No claim for compensation etc. in family reunification case

Question relating to compensation in family reunification case. Basis of liability/statute-barring.

Case no. 185/2011
Judgment delivered on 27 September 2013.

A and B
vs.
the Ministry of Justice

A fled from Sri Lanka in 1995 and was granted a residence permit as a refugee in Denmark in 1997. On 15 January 2003, A was married to B in Thailand. On 28 January 2003, B, who was born and raised in Sri Lanka, then applied for family reunification with A.

On 19 March 2003, the Danish Immigration Service rejected the application for a residence permit, and on 14 June 2004, the Ministry of Refugees, Immigration and Integration Affairs upheld this decision. However, on 17 August 2004, the Ministry of Integration Affairs reopened the case due to information on A and B's joint residence in Denmark and the birth of their mutual child and on 23 May 2005 returned the case to the Danish Immigration Service, asking the Service to issue a residence permit, which it did on 6 July 2005.

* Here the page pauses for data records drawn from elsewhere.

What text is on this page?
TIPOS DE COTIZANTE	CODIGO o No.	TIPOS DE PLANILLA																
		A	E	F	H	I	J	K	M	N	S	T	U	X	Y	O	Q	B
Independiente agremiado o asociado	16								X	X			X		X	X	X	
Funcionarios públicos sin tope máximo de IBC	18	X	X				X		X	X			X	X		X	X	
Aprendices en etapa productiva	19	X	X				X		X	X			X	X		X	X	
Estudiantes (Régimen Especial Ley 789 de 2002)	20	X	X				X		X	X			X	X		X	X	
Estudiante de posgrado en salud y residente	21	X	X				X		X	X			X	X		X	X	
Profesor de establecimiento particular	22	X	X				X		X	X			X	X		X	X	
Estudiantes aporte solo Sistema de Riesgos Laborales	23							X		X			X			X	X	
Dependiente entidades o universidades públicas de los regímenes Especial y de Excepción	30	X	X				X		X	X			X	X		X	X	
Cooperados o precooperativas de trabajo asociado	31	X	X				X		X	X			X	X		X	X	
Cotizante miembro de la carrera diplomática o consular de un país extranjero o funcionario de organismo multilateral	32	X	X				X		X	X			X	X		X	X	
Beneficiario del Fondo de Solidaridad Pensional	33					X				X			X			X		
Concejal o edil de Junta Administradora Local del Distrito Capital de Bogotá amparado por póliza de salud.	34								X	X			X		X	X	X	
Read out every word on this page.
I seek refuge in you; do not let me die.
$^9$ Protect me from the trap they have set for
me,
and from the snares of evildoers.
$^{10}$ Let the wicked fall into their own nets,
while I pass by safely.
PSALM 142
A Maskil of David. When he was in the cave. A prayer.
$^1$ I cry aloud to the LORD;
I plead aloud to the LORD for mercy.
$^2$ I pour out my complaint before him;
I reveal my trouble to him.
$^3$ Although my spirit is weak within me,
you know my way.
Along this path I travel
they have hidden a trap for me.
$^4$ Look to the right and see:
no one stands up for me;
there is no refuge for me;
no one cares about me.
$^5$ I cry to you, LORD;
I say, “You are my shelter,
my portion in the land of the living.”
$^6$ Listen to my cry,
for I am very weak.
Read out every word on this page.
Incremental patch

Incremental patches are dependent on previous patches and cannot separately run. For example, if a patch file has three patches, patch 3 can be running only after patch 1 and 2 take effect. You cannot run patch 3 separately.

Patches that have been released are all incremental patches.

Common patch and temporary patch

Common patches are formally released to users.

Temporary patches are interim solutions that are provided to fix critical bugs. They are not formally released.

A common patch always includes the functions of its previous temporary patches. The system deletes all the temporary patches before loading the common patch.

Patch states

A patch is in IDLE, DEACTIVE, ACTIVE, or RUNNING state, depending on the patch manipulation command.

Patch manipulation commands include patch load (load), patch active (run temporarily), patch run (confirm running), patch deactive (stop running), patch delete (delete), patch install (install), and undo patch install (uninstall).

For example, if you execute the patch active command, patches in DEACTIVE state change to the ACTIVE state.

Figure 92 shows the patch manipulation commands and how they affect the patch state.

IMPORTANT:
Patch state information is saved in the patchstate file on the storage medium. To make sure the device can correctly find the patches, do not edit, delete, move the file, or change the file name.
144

Several years later, A and B claimed compensation, stating that they had had a legal claim for family reunification and that due to obvious errors on the part of the authorities, B's application for a residence permit was rejected on 14 June 2004 and that the practice at the time was in contravention of, e.g., Article 8 of the European Human Rights Convention.

In relation to the question of statute-barring, the Supreme Court held, among other things, that the claim occurred on 14 June 2004 when the Ministry of Integration Affairs upheld the Danish Immigration Service's rejection of the application for a residence permit. The majority of the claims (claims no. 2 and 3) were therefore statute-barred when the case was brought on 24 August 2009. The Supreme Court stated that in relation to claim no. 1 relating to medical bills totalling DKK 1,450 there was not sufficient basis to establish that the errors made by the Ministry of Integration Affairs in its decision of 14 June 2004 had given rise to liability.

The Supreme Court then dismissed the claim against the Ministry of Justice.

The High Court had reached the same conclusion.